Health Breach Tally: 30 Million VictimsExperts Analyze the Latest Trends
More than 30.6 million individuals have been affected by major healthcare data breaches since September 2009, according to the latest tally from federal regulators. And looking ahead, some security experts believe that the nature of many large breaches will shift, with business associates being implicated more often.
As of March 28, there were 931 breaches posted on the Department of Health and Human Services' Office for Civil Rights "wall of shame" website, which lists incidents affecting 500 or more individuals since September 2009, when the HIPAA breach notification rule first went into effect under the HITECH Act.
Of those, about a quarter have involved business associates, who are now directly liable for HIPAA compliance under the HIPAA Omnibus Rule, which went into effect last year. Those business associate-related breaches affected almost 15 million individuals, or about half of the total number of people affected by all breaches on the list.
And some security experts expect that business associates will likely be implicated in even more breaches in the months to come. That's because not only are more vendors, including many cloud services providers, now considered business associates under HIPAA Omnibus, but the method to assess breaches for notification has changed as well.
Under the HIPAA Omnibus Rule, breach assessments must be based on at least four objective factors, rather than the previous, more subjective, "harm standard." Those four factors include: the nature and extent of the protected health information involved; the unauthorized party who used the protected health information or to whom the disclosure was made; whether PHI was actually acquired or viewed; and the extent to which the risk to the PHI has been mitigated.
Jeff Cobb, chief information security officer at Capella Healthcare, which owns or operates 14 acute care and specialty hospitals in six states, notes: "For covered entities, I don't think the [new approach to breach] assessments will impact the number of breaches being reported; however we'll see a spike with BAs," he says. "BAs have always been on the hook with HIPAA breaches, but HIPAA Omnibus solidifies it."
Security expert Dan Berger says business associates are starting to wake up to their responsibilities under HIPAA Omnibus.
"We are seeing very encouraging signs that large business associates are taking HIPAA compliance seriously and conducting risk assessments," says Berger, president and CEO at Redspin, an IT security assessment company.
"But business associates often have a more difficult task in securing PHI than providers," he notes. "The nature of the services they provide may involve Web applications, multiple data stores, less HIPAA-aware employees and downstream vendors. In addition, a BA may provide similar services to other non-healthcare customers. Thus, the surface area for potential breaches is greater."
Lost or stolen unencrypted devices are the most common cause of breaches listed on the wall of shame. And Berger expects such breaches to remain common. That's because a misperception that end-user device encryption is costly continues to prevail, he says.
And it's not just unencrypted mobile devices that have been implicated in major breaches. "I think the desktop theft at Advocate Medical Group, which was last year's largest breach, has brought the issue of desktop encryption to the forefront," Berger says. "But we don't see many providers moving toward this yet. The bigger question at Advocate seems to be why there were so many health records on those desktops."
The July 2013 theft of four unencrypted computers from an office of Advocate, a Chicago-area physician group practice, may have exposed information on about 4 million patients. A class action suit filed against Advocate in August alleges the breach put the patients at risk for fraud.
Cobb says the number of breaches involving lost or stolen unencrypted devices could drop as encryption becomes more common. Meanwhile reported breaches involving hackers or other unauthorized access could grow as the use of breach detection technologies, such as audit tools and log management systems, increases.
The soon-to-be-released Healthcare Information Security Today survey shows that audit tools or log management systems were the top security technology investment planned by healthcare organizations for 2014.
"Monitoring and audit logs give more visibility, you'll find [activity] that you weren't aware of before," Cobb says. Also, as more healthcare organizations role out Web portals to provide patients access with their electronic health information - a requirement of HIPAA and the HITECH Act electronic health records incentive program - new vulnerabilities to data will emerge, he says.
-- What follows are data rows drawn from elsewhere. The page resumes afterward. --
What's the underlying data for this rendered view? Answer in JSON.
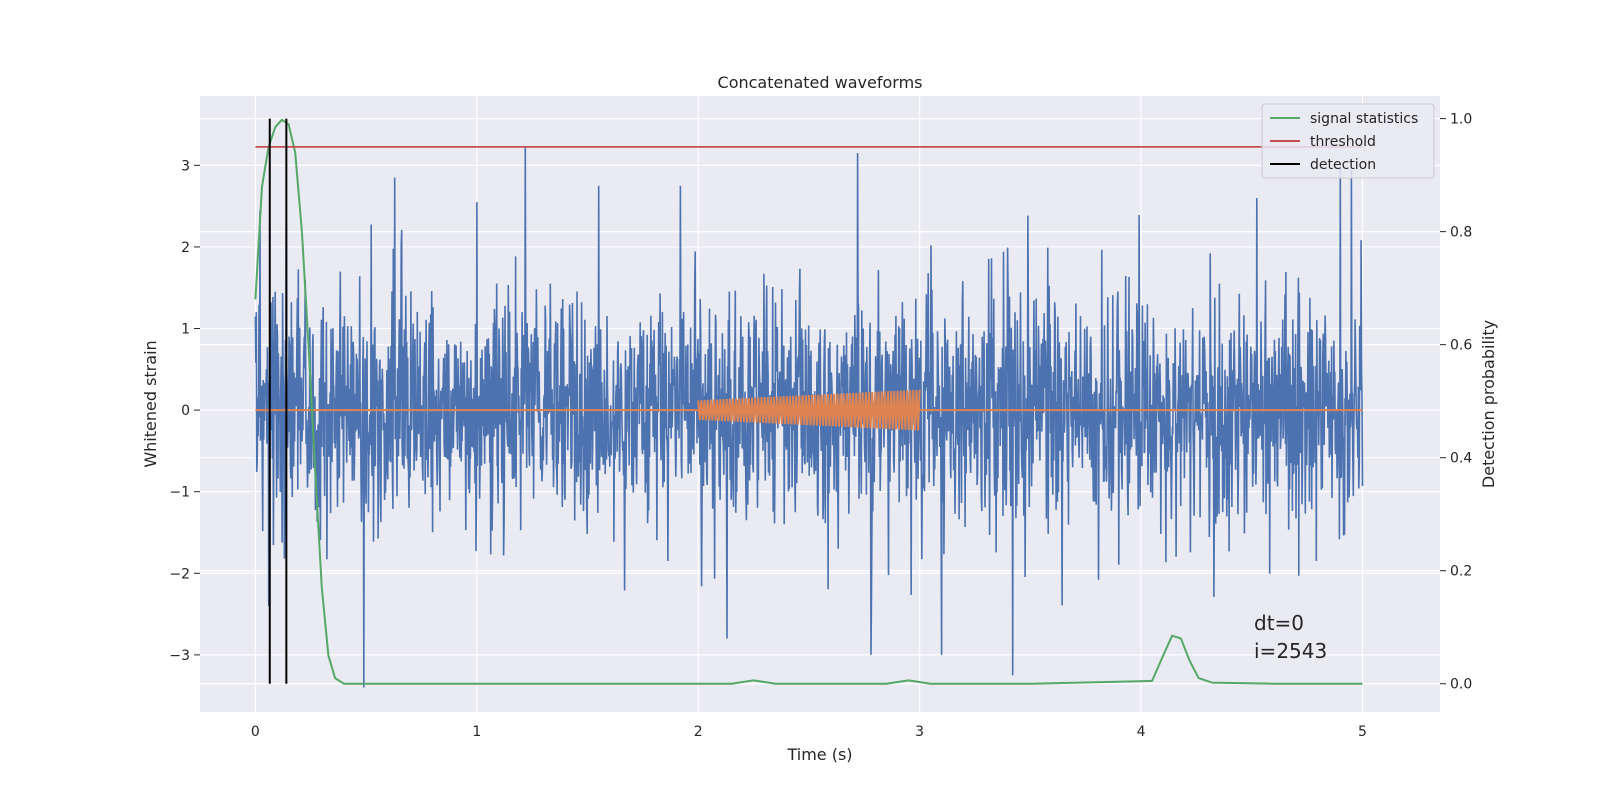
{
  "chart_data": {
    "type": "line",
    "title": "Concatenated waveforms",
    "xlabel": "Time (s)",
    "ylabel": "Whitened strain",
    "ylabel_right": "Detection probability",
    "xlim": [
      -0.25,
      5.35
    ],
    "ylim": [
      -3.7,
      3.85
    ],
    "ylim_right": [
      -0.05,
      1.04
    ],
    "xticks": [
      0,
      1,
      2,
      3,
      4,
      5
    ],
    "yticks": [
      -3,
      -2,
      -1,
      0,
      1,
      2,
      3
    ],
    "yticks_right": [
      0.0,
      0.2,
      0.4,
      0.6,
      0.8,
      1.0
    ],
    "xtick_labels": [
      "0",
      "1",
      "2",
      "3",
      "4",
      "5"
    ],
    "ytick_labels": [
      "−3",
      "−2",
      "−1",
      "0",
      "1",
      "2",
      "3"
    ],
    "ytick_labels_right": [
      "0.0",
      "0.2",
      "0.4",
      "0.6",
      "0.8",
      "1.0"
    ],
    "grid": true,
    "legend_position": "upper-right",
    "colors": {
      "background": "#eaeaf2",
      "grid": "#ffffff",
      "noise": "#4c72b0",
      "signal": "#dd8452",
      "statistics": "#55a868",
      "threshold": "#c44e52",
      "detection": "#000000"
    },
    "series": [
      {
        "name": "",
        "axis": "left",
        "kind": "noise",
        "x_range": [
          0,
          5
        ],
        "typical_range": [
          -1.2,
          1.1
        ],
        "peaks": [
          {
            "x": 0.02,
            "y": 2.45
          },
          {
            "x": 0.06,
            "y": -2.4
          },
          {
            "x": 0.14,
            "y": 2.3
          },
          {
            "x": 0.49,
            "y": -3.4
          },
          {
            "x": 0.63,
            "y": 2.85
          },
          {
            "x": 1.0,
            "y": 2.55
          },
          {
            "x": 1.22,
            "y": 3.22
          },
          {
            "x": 1.55,
            "y": 2.75
          },
          {
            "x": 1.92,
            "y": 2.75
          },
          {
            "x": 2.13,
            "y": -2.8
          },
          {
            "x": 2.72,
            "y": 3.15
          },
          {
            "x": 2.78,
            "y": -3.0
          },
          {
            "x": 3.1,
            "y": -3.0
          },
          {
            "x": 3.42,
            "y": -3.25
          },
          {
            "x": 4.9,
            "y": 3.0
          },
          {
            "x": 4.95,
            "y": 2.95
          }
        ]
      },
      {
        "name": "",
        "axis": "left",
        "kind": "chirp",
        "x_range": [
          0,
          5
        ],
        "chirp_x_range": [
          2.0,
          3.0
        ],
        "amplitude_start": 0.12,
        "amplitude_end": 0.25
      },
      {
        "name": "signal statistics",
        "axis": "right",
        "x": [
          0.0,
          0.03,
          0.06,
          0.09,
          0.12,
          0.15,
          0.18,
          0.21,
          0.24,
          0.27,
          0.3,
          0.33,
          0.36,
          0.4,
          0.5,
          0.6,
          1.0,
          2.0,
          2.15,
          2.25,
          2.35,
          2.5,
          2.85,
          2.95,
          3.05,
          3.5,
          4.05,
          4.1,
          4.14,
          4.18,
          4.22,
          4.26,
          4.32,
          4.6,
          5.0
        ],
        "values": [
          0.68,
          0.88,
          0.95,
          0.985,
          0.998,
          0.99,
          0.94,
          0.8,
          0.6,
          0.38,
          0.17,
          0.05,
          0.01,
          0.0,
          0.0,
          0.0,
          0.0,
          0.0,
          0.0,
          0.006,
          0.0,
          0.0,
          0.0,
          0.006,
          0.0,
          0.0,
          0.005,
          0.05,
          0.085,
          0.08,
          0.04,
          0.01,
          0.002,
          0.0,
          0.0
        ]
      },
      {
        "name": "threshold",
        "axis": "right",
        "x": [
          0,
          5
        ],
        "values": [
          0.95,
          0.95
        ]
      },
      {
        "name": "detection",
        "axis": "right",
        "kind": "vertical-lines",
        "x": [
          0.065,
          0.14
        ]
      }
    ],
    "annotations": [
      "dt=0",
      "i=2543"
    ]
  }
}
Among breaches added to the HHS website in recent weeks was an incident related to a three-day hacker attack in December against an onsite server at St. Joseph Health System in Bryan, Texas, which exposed information on about 405,000 individuals.
"Unauthorized access as a whole is likely to spike whether from external hacking or insiders," Berger says. "It is only logical that a high value asset such as personal health records will attract malicious and nefarious interest."
To address those threats, "in addition to risk assessments, we strongly recommend penetration testing, better access controls, and network hardening to our healthcare clients," he says.